Yield: 6-inch cake
Preheat oven to 350 degrees F. Butter two 6-inch round cake pans and line with parchment paper. Set aside.
In a medium bowl, whisk together flour, baking powder, baking soda, pumpkin pie spice, and ground cinnamon. Set aside.
In the bowl of a stand mixer fitted with a paddle attachment, cream together coconut oil and pumpkin puree. Add sugar, salt and eggs. Mix until smooth.
Add half of dry flour mixture. Mix on low speed until almost combined. Add milk. Mix on slow speed and then add remaining dry flour mixture. Mix until there are no longer any dry streaks of flour. Scrape down bowl as needed to ensure thorough mixing.
Divide cake batter between the two prepared cake pans. Level batter using a mini offset spatula. Bake for 35-40 minutes until toothpick inserted in center of cake comes out clean. Allow to cool in pan for 5 minutes before unmolding. Allow cake to cool to room temperature on wire rack.

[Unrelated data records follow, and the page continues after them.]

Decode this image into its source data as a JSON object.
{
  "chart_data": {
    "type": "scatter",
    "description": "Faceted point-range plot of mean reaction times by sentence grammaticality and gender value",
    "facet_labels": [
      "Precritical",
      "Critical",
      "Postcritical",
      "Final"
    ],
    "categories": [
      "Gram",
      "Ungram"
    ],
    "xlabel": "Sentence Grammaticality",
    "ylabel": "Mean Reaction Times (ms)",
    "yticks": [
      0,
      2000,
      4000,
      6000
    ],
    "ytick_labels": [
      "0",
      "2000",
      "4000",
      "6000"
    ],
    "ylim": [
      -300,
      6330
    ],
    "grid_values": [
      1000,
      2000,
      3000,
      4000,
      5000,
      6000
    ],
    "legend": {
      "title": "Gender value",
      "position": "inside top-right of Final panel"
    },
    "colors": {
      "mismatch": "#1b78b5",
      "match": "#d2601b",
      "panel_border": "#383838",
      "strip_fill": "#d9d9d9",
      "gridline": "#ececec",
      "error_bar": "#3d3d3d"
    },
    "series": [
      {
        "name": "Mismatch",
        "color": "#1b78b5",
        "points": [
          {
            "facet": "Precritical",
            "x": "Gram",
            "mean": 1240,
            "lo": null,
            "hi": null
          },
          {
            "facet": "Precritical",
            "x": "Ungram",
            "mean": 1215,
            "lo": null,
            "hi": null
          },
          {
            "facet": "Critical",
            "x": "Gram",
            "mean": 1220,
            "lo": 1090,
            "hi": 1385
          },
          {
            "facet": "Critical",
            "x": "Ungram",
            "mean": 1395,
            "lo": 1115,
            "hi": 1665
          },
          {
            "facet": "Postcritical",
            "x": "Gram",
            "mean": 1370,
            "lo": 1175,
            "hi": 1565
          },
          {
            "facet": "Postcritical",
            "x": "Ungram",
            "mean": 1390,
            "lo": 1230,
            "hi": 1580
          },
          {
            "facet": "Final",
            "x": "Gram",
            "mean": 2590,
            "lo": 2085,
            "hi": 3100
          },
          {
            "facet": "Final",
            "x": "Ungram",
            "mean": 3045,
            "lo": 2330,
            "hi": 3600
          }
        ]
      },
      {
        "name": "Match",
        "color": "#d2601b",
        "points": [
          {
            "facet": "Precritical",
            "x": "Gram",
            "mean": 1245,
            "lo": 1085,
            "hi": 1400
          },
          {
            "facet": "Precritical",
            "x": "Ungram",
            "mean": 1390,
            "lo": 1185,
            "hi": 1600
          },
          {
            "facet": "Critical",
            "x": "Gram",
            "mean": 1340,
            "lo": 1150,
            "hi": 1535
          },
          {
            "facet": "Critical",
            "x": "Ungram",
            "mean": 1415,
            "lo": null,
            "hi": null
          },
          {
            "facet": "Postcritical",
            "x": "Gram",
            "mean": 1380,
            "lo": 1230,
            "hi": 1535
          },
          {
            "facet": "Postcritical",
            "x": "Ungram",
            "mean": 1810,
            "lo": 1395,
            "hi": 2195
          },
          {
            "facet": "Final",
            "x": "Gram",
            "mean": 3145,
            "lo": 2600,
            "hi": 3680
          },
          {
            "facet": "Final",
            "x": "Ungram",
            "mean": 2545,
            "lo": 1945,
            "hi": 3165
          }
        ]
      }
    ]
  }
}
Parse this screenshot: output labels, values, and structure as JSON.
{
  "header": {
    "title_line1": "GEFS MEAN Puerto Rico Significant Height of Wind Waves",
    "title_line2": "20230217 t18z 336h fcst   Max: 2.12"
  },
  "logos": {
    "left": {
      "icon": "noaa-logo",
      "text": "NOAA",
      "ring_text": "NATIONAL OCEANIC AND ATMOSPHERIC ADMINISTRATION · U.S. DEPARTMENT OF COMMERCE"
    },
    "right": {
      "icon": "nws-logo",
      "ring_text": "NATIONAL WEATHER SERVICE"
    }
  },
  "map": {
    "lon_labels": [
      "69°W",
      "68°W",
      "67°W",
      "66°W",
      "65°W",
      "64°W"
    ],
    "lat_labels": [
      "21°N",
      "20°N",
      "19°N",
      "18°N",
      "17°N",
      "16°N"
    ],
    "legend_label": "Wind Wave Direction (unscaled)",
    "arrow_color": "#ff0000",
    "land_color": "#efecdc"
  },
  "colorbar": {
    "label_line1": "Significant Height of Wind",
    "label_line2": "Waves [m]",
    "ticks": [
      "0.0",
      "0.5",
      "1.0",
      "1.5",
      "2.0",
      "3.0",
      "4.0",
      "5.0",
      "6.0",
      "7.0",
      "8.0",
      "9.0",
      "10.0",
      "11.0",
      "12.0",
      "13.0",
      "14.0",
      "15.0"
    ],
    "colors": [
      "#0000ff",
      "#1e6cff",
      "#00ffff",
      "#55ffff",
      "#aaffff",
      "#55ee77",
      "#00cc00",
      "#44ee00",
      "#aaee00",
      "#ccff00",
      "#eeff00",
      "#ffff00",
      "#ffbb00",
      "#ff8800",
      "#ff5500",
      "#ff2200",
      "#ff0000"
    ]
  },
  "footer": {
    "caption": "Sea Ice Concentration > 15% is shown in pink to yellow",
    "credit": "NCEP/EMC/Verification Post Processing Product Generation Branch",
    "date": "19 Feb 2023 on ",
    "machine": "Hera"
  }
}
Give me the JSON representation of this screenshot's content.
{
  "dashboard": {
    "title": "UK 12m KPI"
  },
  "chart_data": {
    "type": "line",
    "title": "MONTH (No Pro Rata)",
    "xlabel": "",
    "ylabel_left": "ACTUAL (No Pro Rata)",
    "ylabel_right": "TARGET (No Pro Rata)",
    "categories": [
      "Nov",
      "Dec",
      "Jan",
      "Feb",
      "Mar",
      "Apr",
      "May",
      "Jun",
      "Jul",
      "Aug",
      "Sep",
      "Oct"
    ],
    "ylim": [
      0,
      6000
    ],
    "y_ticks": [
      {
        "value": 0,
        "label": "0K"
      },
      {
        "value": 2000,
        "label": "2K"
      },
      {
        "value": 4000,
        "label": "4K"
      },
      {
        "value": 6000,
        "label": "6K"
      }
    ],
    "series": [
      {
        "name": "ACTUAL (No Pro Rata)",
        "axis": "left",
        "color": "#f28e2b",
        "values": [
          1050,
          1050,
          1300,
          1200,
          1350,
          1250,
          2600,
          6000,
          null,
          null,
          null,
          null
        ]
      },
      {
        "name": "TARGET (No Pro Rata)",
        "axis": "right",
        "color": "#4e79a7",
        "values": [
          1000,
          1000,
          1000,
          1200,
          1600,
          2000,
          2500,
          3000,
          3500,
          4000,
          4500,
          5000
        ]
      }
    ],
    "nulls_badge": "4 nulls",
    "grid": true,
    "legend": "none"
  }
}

In a heavy-bottomed sauce pot, melt butter over medium heat. Add corn syrup, brown sugar and salt. Stir together and bring to a boil. Continually stir the mixture to ensure contents do not burn along the sides of the pot.
Reduce heat to a simmer and allow mixture to cook for about 3 minutes. While the mixture simmers, whisk together the cream and cornstarch. Stir cornstarch mixture into the pot.
Increase heat and bring mixture back to a boil. Continue to cook and stir until mixture starts to thicken, about 2 minutes. Remove from heat and stir in vanilla. Transfer to a heat-proof container and allow to cool. Once cool to the touch, keep stored in the fridge until ready to use.
In the bowl of a stand mixer fitted with a paddle attachment, cream together cream cheese and butter until smooth. Scrape down bowl as needed to ensure thorough mixing. Add powdered sugar, cooled butterscotch sauce, and salt. Mix until smooth.
Butterscotch sauce will thicken substantially in the fridge. Microwave for 15 second intervals to gently loosen the sauce and get it to a pourable consistency.